Joyce Kilmer Park is named after poet of the”Trees”. There are several highlights in the park, such as the Lorelei monument to Heinrich Heine and another to Louis J. Heinz. There is a plaque on the ground with the poem “Trees” written on it.
900 Grand Concourse or the Concourse Plaza Hotel opened in 1923 in a lavish ceremony and Gov. Al Smith was the guest speaker. Some of the dignitaries who have stayed here up to 1957 included Babe Ruth, Mickey Mantle and many others. Today it is a senior resident and the old lobby no longer exists.
Bronx Supreme Court was built in 1931-35. There are numerous statues and a frieze around the top edge. Highlights are the four murals in the Rotunda or Veterans Memorial Hall. There are several other highlights to check out.
Yankee Stadium opened in 2009. There is the NY Yankee Museum on the lower level at Gate 6, by appointment.

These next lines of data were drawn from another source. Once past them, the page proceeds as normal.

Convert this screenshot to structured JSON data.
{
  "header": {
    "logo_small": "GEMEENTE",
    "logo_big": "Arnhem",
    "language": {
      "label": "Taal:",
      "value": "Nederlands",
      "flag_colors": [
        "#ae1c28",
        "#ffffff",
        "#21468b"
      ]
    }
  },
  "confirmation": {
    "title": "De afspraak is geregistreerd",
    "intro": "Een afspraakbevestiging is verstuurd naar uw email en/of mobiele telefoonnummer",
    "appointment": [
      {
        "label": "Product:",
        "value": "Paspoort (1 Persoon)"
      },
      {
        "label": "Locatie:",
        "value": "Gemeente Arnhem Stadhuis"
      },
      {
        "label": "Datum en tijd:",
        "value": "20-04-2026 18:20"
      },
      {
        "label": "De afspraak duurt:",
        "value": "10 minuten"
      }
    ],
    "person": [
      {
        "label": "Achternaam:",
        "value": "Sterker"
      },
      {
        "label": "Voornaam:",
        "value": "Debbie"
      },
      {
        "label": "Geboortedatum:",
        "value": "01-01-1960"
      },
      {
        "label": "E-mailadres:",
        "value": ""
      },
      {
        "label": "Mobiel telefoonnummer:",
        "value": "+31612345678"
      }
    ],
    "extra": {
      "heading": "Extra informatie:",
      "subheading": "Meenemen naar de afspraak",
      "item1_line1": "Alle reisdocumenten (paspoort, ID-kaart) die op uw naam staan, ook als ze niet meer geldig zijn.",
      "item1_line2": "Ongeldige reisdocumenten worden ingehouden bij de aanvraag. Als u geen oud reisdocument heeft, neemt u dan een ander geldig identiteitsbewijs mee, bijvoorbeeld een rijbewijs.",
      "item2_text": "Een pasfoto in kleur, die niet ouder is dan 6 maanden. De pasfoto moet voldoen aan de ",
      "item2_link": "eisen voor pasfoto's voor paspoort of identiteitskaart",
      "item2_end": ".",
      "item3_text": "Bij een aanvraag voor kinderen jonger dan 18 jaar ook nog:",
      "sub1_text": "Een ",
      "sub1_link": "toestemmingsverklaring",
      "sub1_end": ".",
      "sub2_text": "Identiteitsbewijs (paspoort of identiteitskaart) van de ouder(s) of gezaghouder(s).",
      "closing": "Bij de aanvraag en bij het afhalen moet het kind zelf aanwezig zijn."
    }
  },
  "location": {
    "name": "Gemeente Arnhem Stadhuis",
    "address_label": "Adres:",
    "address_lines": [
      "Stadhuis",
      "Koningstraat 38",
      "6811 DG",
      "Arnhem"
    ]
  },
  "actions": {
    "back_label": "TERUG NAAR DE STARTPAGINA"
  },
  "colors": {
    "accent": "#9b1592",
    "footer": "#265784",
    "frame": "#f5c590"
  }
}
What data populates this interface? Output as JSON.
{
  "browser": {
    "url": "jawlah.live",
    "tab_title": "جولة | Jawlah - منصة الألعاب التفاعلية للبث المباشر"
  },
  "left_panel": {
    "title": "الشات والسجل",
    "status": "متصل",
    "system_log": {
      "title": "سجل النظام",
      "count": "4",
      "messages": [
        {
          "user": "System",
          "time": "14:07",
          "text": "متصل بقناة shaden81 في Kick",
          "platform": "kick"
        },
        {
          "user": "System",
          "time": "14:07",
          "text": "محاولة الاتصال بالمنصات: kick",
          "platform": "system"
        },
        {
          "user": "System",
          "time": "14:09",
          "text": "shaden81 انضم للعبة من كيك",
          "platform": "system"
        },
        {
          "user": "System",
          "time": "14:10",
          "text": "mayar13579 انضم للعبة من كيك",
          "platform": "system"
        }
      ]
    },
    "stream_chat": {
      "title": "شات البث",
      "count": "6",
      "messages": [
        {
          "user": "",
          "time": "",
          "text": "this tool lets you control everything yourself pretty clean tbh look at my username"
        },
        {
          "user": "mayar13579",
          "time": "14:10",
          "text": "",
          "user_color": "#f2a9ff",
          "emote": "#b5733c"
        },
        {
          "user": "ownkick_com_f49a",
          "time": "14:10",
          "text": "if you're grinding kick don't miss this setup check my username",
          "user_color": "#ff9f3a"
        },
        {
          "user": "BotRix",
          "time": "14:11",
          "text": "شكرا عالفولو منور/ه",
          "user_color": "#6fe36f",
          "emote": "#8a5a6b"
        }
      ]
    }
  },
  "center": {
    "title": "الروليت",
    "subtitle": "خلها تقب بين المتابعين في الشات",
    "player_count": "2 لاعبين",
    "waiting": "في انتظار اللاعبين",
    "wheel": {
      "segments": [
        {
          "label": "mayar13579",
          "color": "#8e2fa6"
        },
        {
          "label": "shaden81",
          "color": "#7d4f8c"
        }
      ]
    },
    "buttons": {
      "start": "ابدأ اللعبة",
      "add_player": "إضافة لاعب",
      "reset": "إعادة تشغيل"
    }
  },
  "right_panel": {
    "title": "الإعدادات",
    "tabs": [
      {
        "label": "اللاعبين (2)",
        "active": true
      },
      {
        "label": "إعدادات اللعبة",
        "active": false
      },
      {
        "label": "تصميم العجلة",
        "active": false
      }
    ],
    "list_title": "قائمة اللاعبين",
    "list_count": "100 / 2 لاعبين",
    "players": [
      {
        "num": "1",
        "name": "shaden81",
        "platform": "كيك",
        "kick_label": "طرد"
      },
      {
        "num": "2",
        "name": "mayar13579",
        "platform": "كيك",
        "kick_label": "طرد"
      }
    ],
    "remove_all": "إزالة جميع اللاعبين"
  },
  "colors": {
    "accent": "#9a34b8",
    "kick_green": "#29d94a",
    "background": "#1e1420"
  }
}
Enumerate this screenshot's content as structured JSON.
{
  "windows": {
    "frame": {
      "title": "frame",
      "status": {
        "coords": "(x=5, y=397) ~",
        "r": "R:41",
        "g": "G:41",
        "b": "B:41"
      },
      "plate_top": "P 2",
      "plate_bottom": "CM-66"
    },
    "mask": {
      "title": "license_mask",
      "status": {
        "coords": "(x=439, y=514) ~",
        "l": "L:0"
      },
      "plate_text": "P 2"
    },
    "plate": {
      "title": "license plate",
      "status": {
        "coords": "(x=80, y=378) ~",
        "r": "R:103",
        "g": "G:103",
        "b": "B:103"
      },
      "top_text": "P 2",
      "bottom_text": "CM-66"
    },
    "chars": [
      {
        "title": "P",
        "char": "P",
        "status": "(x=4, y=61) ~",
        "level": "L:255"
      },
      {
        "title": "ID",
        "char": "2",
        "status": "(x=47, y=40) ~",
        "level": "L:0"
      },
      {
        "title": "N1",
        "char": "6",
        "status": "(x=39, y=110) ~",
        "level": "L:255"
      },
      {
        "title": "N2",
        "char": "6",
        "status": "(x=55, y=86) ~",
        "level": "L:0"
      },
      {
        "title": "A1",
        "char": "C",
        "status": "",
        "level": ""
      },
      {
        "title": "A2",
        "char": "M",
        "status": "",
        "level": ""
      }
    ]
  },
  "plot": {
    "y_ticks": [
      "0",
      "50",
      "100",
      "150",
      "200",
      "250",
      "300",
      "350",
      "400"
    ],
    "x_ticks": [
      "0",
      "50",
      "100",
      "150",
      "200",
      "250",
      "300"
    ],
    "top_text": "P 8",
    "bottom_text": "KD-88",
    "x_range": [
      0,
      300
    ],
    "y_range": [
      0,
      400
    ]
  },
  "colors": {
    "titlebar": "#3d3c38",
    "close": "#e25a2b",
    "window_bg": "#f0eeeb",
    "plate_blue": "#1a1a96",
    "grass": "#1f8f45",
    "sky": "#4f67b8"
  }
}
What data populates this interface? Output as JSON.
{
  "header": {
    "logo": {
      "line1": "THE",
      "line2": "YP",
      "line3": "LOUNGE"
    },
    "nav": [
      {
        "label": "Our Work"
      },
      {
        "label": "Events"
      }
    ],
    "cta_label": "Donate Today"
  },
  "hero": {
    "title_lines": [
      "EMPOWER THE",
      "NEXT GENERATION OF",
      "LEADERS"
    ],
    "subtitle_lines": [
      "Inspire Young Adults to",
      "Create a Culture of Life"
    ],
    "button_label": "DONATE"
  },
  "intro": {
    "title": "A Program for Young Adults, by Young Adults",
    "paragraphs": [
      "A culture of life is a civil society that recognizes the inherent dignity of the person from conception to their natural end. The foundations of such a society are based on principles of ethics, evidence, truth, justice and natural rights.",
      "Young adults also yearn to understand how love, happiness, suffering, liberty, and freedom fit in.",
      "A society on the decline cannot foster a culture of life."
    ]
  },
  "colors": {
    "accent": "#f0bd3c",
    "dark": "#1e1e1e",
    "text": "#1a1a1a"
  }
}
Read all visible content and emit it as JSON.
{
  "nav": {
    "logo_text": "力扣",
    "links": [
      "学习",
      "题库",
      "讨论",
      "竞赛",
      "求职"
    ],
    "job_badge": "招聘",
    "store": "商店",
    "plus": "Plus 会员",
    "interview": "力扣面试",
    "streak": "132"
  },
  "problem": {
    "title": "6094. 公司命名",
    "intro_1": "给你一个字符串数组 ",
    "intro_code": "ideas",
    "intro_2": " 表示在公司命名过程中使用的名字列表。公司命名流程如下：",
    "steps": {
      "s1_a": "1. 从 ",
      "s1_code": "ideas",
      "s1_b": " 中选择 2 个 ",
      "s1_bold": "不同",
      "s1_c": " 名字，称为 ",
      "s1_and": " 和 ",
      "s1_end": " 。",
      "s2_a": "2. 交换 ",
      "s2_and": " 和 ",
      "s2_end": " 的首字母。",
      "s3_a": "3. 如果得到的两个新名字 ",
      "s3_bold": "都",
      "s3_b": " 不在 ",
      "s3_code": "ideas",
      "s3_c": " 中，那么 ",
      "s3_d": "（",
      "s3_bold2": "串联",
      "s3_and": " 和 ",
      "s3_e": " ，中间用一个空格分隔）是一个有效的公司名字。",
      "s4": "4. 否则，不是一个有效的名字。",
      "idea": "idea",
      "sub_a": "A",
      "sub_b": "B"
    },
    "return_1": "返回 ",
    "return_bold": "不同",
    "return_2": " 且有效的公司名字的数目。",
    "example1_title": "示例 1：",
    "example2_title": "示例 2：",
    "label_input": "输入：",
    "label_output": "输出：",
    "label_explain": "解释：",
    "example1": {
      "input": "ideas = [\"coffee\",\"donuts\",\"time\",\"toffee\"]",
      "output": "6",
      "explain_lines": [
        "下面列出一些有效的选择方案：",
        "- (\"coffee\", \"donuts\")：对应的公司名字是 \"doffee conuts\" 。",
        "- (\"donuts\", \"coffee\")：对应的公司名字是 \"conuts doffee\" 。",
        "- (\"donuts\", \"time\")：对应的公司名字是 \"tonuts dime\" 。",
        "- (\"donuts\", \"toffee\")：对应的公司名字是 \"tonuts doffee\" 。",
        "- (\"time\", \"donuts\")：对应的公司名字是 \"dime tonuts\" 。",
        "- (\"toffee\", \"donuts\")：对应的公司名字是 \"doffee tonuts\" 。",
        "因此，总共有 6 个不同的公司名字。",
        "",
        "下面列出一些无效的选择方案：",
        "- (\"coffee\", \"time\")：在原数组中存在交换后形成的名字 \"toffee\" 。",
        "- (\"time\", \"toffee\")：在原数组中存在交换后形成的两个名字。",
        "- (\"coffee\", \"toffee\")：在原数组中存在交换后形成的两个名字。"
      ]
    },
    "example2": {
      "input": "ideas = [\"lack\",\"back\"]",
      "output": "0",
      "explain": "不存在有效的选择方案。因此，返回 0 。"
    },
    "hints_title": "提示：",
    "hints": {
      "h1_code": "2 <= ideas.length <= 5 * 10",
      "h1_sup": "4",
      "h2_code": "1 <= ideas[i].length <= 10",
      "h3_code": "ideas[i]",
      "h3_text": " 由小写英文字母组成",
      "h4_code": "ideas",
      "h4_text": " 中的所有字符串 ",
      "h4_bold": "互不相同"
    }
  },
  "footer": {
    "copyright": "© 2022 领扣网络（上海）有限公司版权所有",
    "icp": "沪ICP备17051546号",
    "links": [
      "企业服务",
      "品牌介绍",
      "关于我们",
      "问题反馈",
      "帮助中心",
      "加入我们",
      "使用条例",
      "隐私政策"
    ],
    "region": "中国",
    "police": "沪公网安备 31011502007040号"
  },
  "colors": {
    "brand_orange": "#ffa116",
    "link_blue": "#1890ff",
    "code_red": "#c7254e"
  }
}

Franz Sigel Park is named after a German educator, soldier and public official. He was a co-founder of the German-American Institute.
When we walk the tour of Grand Concourse, we include the above highlights as well as checking some of the Art Deco buildings. Some of the buildings have some beautiful murals and tiles from the Art Deco era. Another part of the tour includes a number of murals; there are four murals of baseball players that we visit. It includes one of Munson, the old captain of the Yankees who died in a plane crash.
I have designed two tours of the Grand Concourse. The one listed here, but there is a second one which we go beyond the Franz Sigel Park to 149th Street/Grand Concourse station. The extended tour usually does not visit the Bronx Museum.
Hope you have enjoyed the tour of the Grand Concourse. See you at the next Getting to Know Your Neighborhood.